Según argumentaron, la normativa limita indebidamente la competencia en este mercado. Ahora, la Cámara Chilena de la Construcción (CChC) dio un espaldarazo a las empresas, también ante el Tribunal, y coincidió en que ciertas disposiciones del reglamento dificultan innecesariamente la participación de algunos contratistas en los procesos de licitación y generan condiciones contractuales inciertas para potenciales oferentes.

En ese contexto, el gremio presentó al TDLC -causa donde también participa el Minvu- una serie de propuestas para perfeccionar el sistema. Una de ellas fue especialmente bien recibida por la industria: incorporar mecanismos de resolución de controversias durante la ejecución de los contratos.

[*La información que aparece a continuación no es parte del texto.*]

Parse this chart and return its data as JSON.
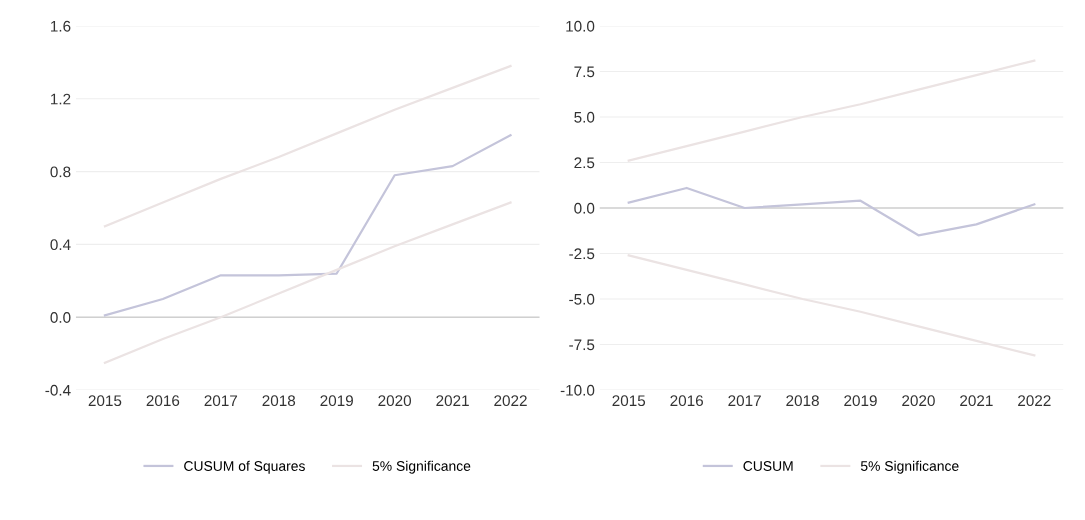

La CChC sostuvo que en obras de cierta envergadura es habitual que surjan situaciones que requieren una solución oportuna durante su desarrollo. Sin embargo, advirtió que actualmente no existen herramientas que permitan resolver estas diferencias de manera eficiente, por lo que las partes deben ajustarse a procedimientos administrativos que no siempre resultan idóneos para este tipo de conflictos.

10 años puede tomar en resolverse un conflicto en la justicia ordinaria. Por ello, muchas discrepancias terminan siendo derivadas a instancias posteriores, como la Contraloría o los tribunales de justicia.